108Sal

SALMO 108

LXX / Vulgata  107
Alabanza a Dios por su misericordia que hará triunfar a su pueblo
1Cántico. Salmo. De David.
2Mi corazón está firme, Dios mío:
cantaré y entonaré salmos.
¡Despierta, alma mía!
3¡Despierten, arpa y cítara!
Despertaré a la aurora.
4Te alabaré ante los pueblos, Señor,
te entonaré salmos ante las naciones.
5Porque tu misericordia es más grande que los cielos,
tu fidelidad, más alta que las nubes.
6Álzate sobre los cielos, oh Dios,
y sobre toda la tierra sea tu gloria.
7Para que sean librados tus predilectos.
Sálvanos con tu diestra. ¡Escúchanos!
8Dios ha hablado en su Santuario:
«Exultaré, repartiré Siquem,
parcelaré el valle de Sucot.
9Mío es Galaad y mío Manasés,
Efraím, el yelmo de mi cabeza,
Judá, mi cetro.
10Moab, una jofaina para lavarme.
Sobre Edom extenderé mis sandalias.
Sobre Filistea, cantaré victoria».
11¿Quién me conducirá a la ciudad fortificada?

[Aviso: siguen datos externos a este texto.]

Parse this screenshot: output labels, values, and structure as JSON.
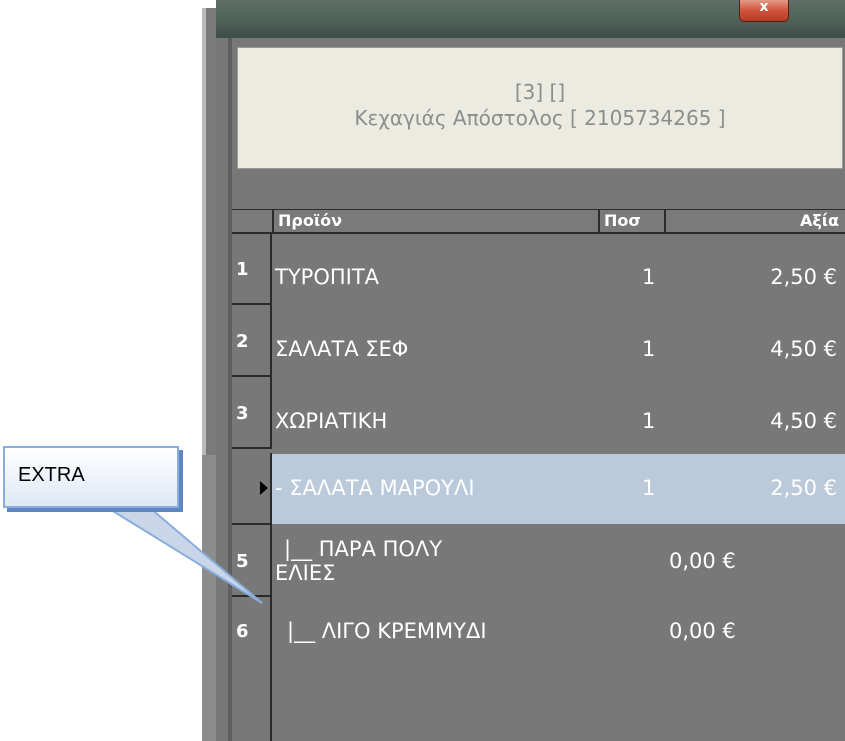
{
  "window": {
    "close_label": "x"
  },
  "customer": {
    "line1": "[3] []",
    "line2": "Κεχαγιάς Απόστολος [ 2105734265 ]"
  },
  "grid": {
    "columns": {
      "product": "Προϊόν",
      "qty": "Ποσ",
      "value": "Αξία"
    },
    "rows": [
      {
        "num": "1",
        "product": "ΤΥΡΟΠΙΤΑ",
        "qty": "1",
        "value": "2,50 €"
      },
      {
        "num": "2",
        "product": "ΣΑΛΑΤΑ ΣΕΦ",
        "qty": "1",
        "value": "4,50 €"
      },
      {
        "num": "3",
        "product": "ΧΩΡΙΑΤΙΚΗ",
        "qty": "1",
        "value": "4,50 €"
      },
      {
        "num": "",
        "product": "- ΣΑΛΑΤΑ ΜΑΡΟΥΛΙ",
        "qty": "1",
        "value": "2,50 €",
        "selected": true
      },
      {
        "num": "5",
        "product_line1": "|__ ΠΑΡΑ ΠΟΛΥ",
        "product_line2": "ΕΛΙΕΣ",
        "value": "0,00 €"
      },
      {
        "num": "6",
        "product": "|__ ΛΙΓΟ ΚΡΕΜΜΥΔΙ",
        "value": "0,00 €"
      }
    ]
  },
  "callout": {
    "text": "EXTRA"
  },
  "colors": {
    "grid_bg": "#787878",
    "selected_row": "#bacadb",
    "panel_bg": "#ecebe1",
    "callout_border": "#8aaedb"
  }
}
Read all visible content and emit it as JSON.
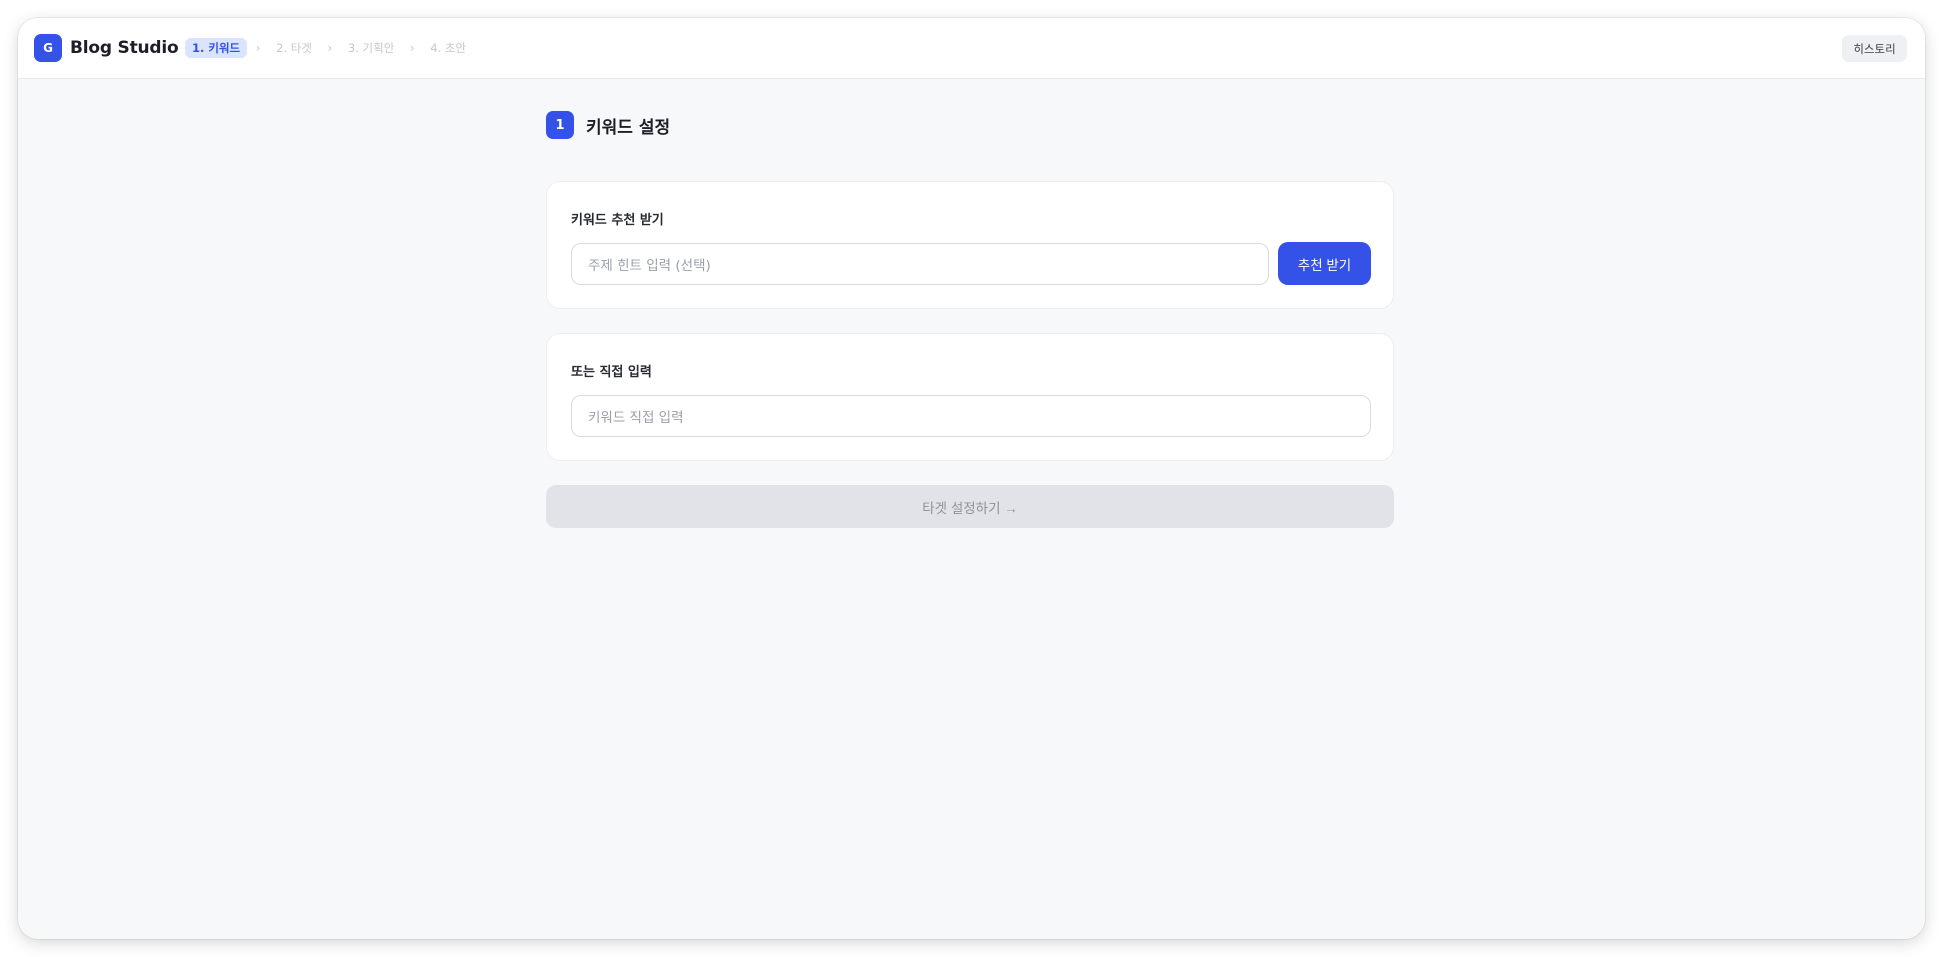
{
  "app": {
    "logo_letter": "G",
    "title": "Blog Studio"
  },
  "steps": [
    {
      "label": "1. 키워드",
      "active": true
    },
    {
      "label": "2. 타겟",
      "active": false
    },
    {
      "label": "3. 기획안",
      "active": false
    },
    {
      "label": "4. 초안",
      "active": false
    }
  ],
  "step_separator": "›",
  "header": {
    "history_label": "히스토리"
  },
  "section": {
    "number": "1",
    "title": "키워드 설정"
  },
  "recommend_card": {
    "label": "키워드 추천 받기",
    "input_placeholder": "주제 힌트 입력 (선택)",
    "button_label": "추천 받기"
  },
  "manual_card": {
    "label": "또는 직접 입력",
    "input_placeholder": "키워드 직접 입력"
  },
  "next_button_label": "타겟 설정하기 →",
  "colors": {
    "accent": "#3452e8",
    "active_step_bg": "#dbe4ff",
    "disabled_bg": "#e1e3e8"
  }
}
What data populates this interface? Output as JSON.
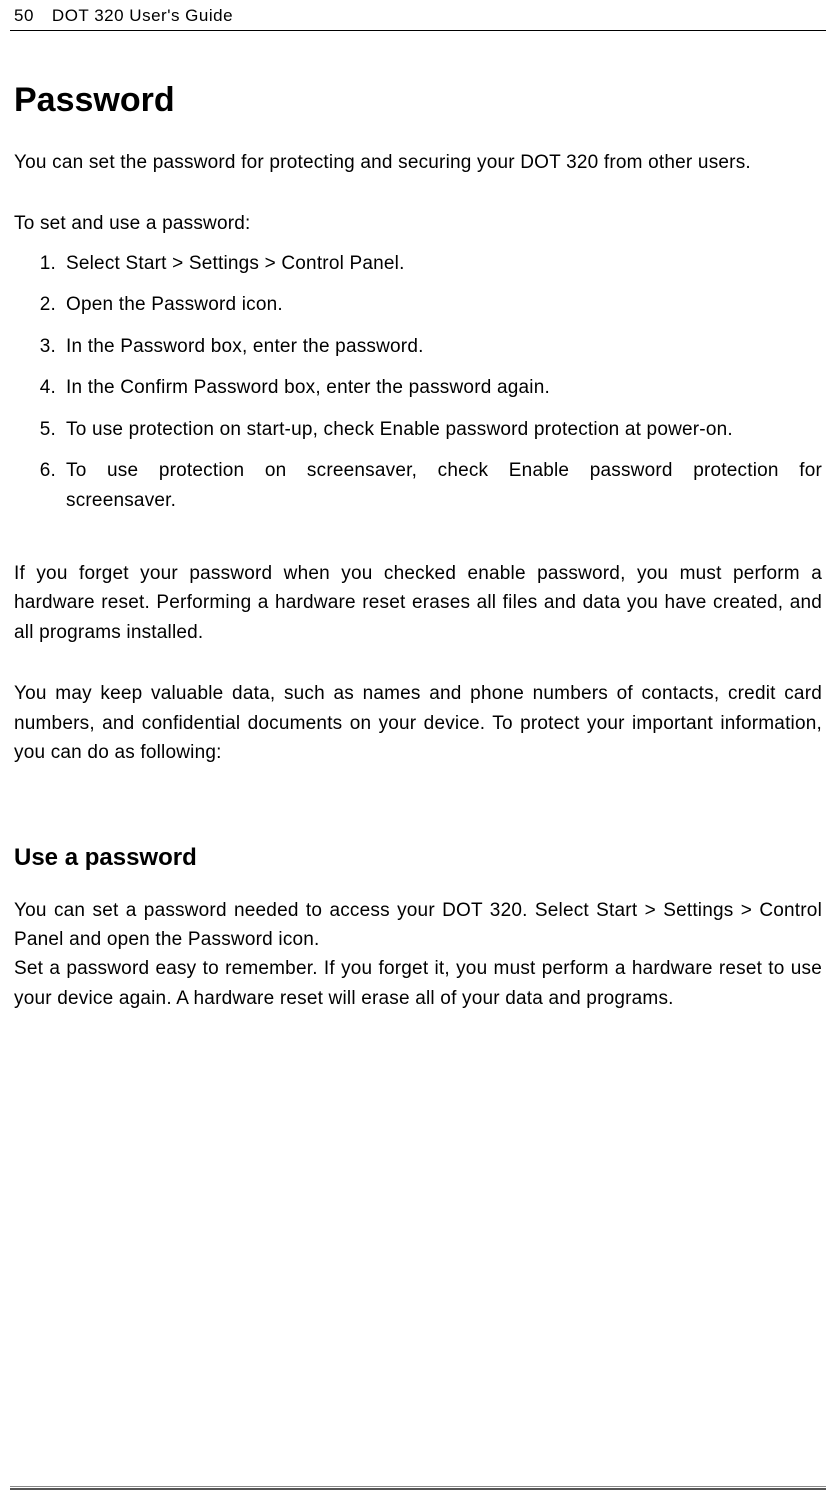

¿Quién me guiará hasta Edom?
12¿No serás Tú, Dios mío, el que nos ha rechazado,
que no sales ya, Dios mío, con nuestras tropas?
13Danos auxilio en el aprieto,
pues vana es la salvación que viene del hombre.
14Con Dios haremos proezas.
Él pisoteará a nuestros adversarios.